Exposing the odd-parity superconductivity in CeRh$_2$As$_2$ with hydrostatic pressure

TL;DR

This study investigates how hydrostatic pressure influences the odd-parity superconductivity in CeRh$_2$As$_2$, revealing a significant reduction in the phase-switching magnetic field and suggesting potential stabilization of the odd-parity state.

Contribution

It provides the first experimental evidence that pressure can tune the superconducting phase transition and stability in CeRh$_2$As$_2$, highlighting the role of lattice and electronic correlations.

Findings

The phase-switching field $H^{*}$ decreases from 4 T to 0.3 T under pressure.

The in-plane upper critical field increases near the quantum critical point.

Pressure may stabilize the odd-parity superconducting state at zero field.

Abstract

Odd-parity superconductivity is a fundamentally interesting but rare state of matter with a potential for applications in topological quantum computing.
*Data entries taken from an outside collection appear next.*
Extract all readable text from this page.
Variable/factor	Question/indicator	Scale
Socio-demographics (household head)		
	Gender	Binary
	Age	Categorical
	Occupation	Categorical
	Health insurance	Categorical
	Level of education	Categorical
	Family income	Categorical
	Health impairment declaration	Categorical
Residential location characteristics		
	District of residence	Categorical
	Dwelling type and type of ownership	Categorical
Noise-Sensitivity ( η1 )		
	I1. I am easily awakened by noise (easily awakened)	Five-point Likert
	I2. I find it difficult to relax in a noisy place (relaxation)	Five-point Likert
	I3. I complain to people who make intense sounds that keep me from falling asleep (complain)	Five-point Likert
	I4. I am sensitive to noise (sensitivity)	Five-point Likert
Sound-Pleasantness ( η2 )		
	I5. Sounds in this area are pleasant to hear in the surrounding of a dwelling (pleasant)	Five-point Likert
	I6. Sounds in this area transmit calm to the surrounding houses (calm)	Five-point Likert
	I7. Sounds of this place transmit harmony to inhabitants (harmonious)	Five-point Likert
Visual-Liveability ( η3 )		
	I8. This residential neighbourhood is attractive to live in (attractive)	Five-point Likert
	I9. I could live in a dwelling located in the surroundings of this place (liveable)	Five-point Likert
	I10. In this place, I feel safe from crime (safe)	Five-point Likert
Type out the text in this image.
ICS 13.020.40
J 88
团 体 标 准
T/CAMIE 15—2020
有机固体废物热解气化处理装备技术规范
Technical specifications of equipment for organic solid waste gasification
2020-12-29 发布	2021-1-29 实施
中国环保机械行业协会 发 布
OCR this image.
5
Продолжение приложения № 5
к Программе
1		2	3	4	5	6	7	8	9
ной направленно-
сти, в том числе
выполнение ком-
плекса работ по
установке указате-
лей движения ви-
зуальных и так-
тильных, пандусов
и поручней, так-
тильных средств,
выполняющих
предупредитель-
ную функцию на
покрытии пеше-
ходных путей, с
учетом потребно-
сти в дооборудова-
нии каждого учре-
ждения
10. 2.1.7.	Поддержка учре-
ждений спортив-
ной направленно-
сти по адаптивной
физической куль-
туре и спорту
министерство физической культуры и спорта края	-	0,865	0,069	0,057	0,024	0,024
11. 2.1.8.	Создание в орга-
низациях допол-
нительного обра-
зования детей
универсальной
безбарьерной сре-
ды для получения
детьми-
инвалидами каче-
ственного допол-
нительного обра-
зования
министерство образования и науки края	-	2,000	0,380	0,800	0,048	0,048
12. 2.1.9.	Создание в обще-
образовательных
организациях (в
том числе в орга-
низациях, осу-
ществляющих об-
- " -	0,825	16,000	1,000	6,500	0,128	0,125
Crystals with staggered locally noncentrosymmetric structures have been proposed as platforms where a magnetic field can induce a transition between even- and odd-parity superconducting (SC) states. The strongly correlated superconductor CeRh$_2$As$_2$ with the critical temperature $T_{\mathrm{c}}\approx0.4\,\mathrm{K}$ is likely the first example material showing such a phase transition, which occurs at the magnetic field $\mu_{0}H^{*}=4\,\mathrm{T}$ applied along the crystallographic $c$ axis. CeRh$_2$As$_2$ also undergoes a phase transition of an unknown origin at $T_{0}=0.5\,\mathrm{K}$. By subjecting CeRh$_2$As$_2$ to hydrostatic pressure and mapping the resultant changes to the SC phase diagrams we investigated how the lattice compression and changes to the electronic correlations affect the stability and relative balance of the two SC states. The abnormally high in-plane upper critical field becomes even higher close to a quantum critical point of the $T_{0}$ order. Remarkably, the SC phase-switching field $H^{*}$ is drastically reduced under pressure, dropping to $0.3\,\mathrm{T}$ at $2.7\,\mathrm{GPa}$. This result signals an apparent strengthening of the local noncentrosymmetricity and forecasts a possible stabilization of the putative odd-parity state down to zero field, hitherto not considered by theoretical models.